What makes it so easy
for a sewer to swallow

the last vestiges of rain
is impossible for my body

to understand. How we tear
apart from the surface, all

spark and religion, and tell
each other the same dream: still

crippled beneath the weight
of a penumbra, its blisters

loosened from bone, our
mothers scuttling at our heels

pinning our shadows
to telephone wires. A string

quartet wearing the city
‘s heartbeat learns the truth

of limerence: hands
scrape a ribcage open

to spill what is holy. We never
lose ourselves completely

but I lost a phoenix once,
in the mouth of a storm

and it gripped me with such
agony I forgot how

empty a body can feel
when its throat shuts down

like night: & before it flew
away i asked if it

was lonely
and it took my body and broke it
 


My most treasured souvenir is a tiny box filled with four dolls made of pressed paper and colored thread. These are 'worry dolls', or small handmade dolls that originate from Guatemala. The tradition is to place these dolls under your pillow and sleep over your sorrows, and by the next morning, the dolls will have taken them away. A Guatemalan student at my school, now one of my closest friends, passed these out to us, and although most brushed them off as a cute, superstitious trinkets, I felt a powerful sense of compassion for these dolls. To swallow human suffering and spin it into nothingness is no simple feat-- it filled me with the urge to go out into the world and set free all the birds caged in by pain and fear.
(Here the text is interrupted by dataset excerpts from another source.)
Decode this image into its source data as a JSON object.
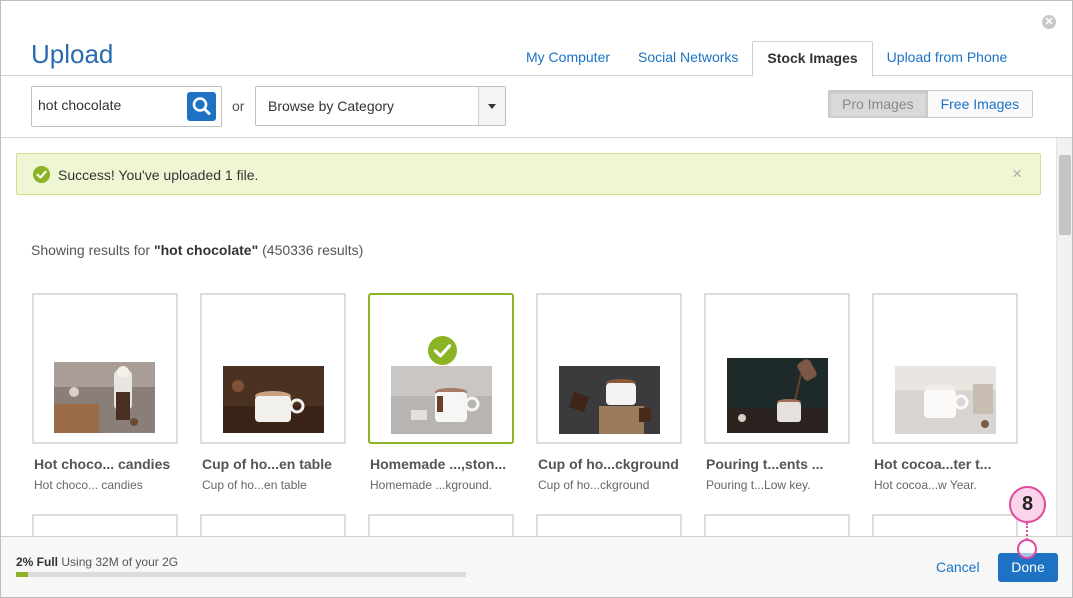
{
  "dialog": {
    "title": "Upload",
    "close_icon": "close-x-icon"
  },
  "tabs": [
    {
      "label": "My Computer",
      "active": false
    },
    {
      "label": "Social Networks",
      "active": false
    },
    {
      "label": "Stock Images",
      "active": true
    },
    {
      "label": "Upload from Phone",
      "active": false
    }
  ],
  "search": {
    "value": "hot chocolate",
    "icon": "search-icon",
    "or_label": "or",
    "category_label": "Browse by Category"
  },
  "filter": {
    "pro_label": "Pro Images",
    "free_label": "Free Images",
    "selected": "Pro Images"
  },
  "alert": {
    "message": "Success! You've uploaded 1 file.",
    "icon": "check-circle-icon",
    "close": "×"
  },
  "results": {
    "prefix": "Showing results for",
    "query": "\"hot chocolate\"",
    "count": "(450336 results)"
  },
  "images": [
    {
      "title": "Hot choco... candies",
      "subtitle": "Hot choco... candies",
      "selected": false
    },
    {
      "title": "Cup of ho...en table",
      "subtitle": "Cup of ho...en table",
      "selected": false
    },
    {
      "title": "Homemade ...,ston...",
      "subtitle": "Homemade ...kground.",
      "selected": true
    },
    {
      "title": "Cup of ho...ckground",
      "subtitle": "Cup of ho...ckground",
      "selected": false
    },
    {
      "title": "Pouring t...ents ...",
      "subtitle": "Pouring t...Low key.",
      "selected": false
    },
    {
      "title": "Hot cocoa...ter t...",
      "subtitle": "Hot cocoa...w Year.",
      "selected": false
    }
  ],
  "footer": {
    "usage_percent_label": "2% Full",
    "usage_text": "Using 32M of your 2G",
    "usage_fraction": 0.02,
    "cancel_label": "Cancel",
    "done_label": "Done"
  },
  "annotation": {
    "step": "8"
  },
  "colors": {
    "accent_blue": "#1d72c3",
    "success_green": "#8bb324",
    "annotation_pink": "#e14a9d"
  }
}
Helli Fang is a senior at Walnut Hill School for the Arts in Natick, Massachusetts, and will be attending Bard College in the fall. Her poetry has appeared or is forthcoming in The Glass Kite Anthology, Wildness, and Yellow Noise, and has been recognized by the Scholastic Art & Writing Awards, Bennington College, Columbia College of Chicago, and The Adroit Journal. She has also attended the Iowa Young Writer's Studio. When Helli is not writing, she enjoys playing the violin and climbing trees.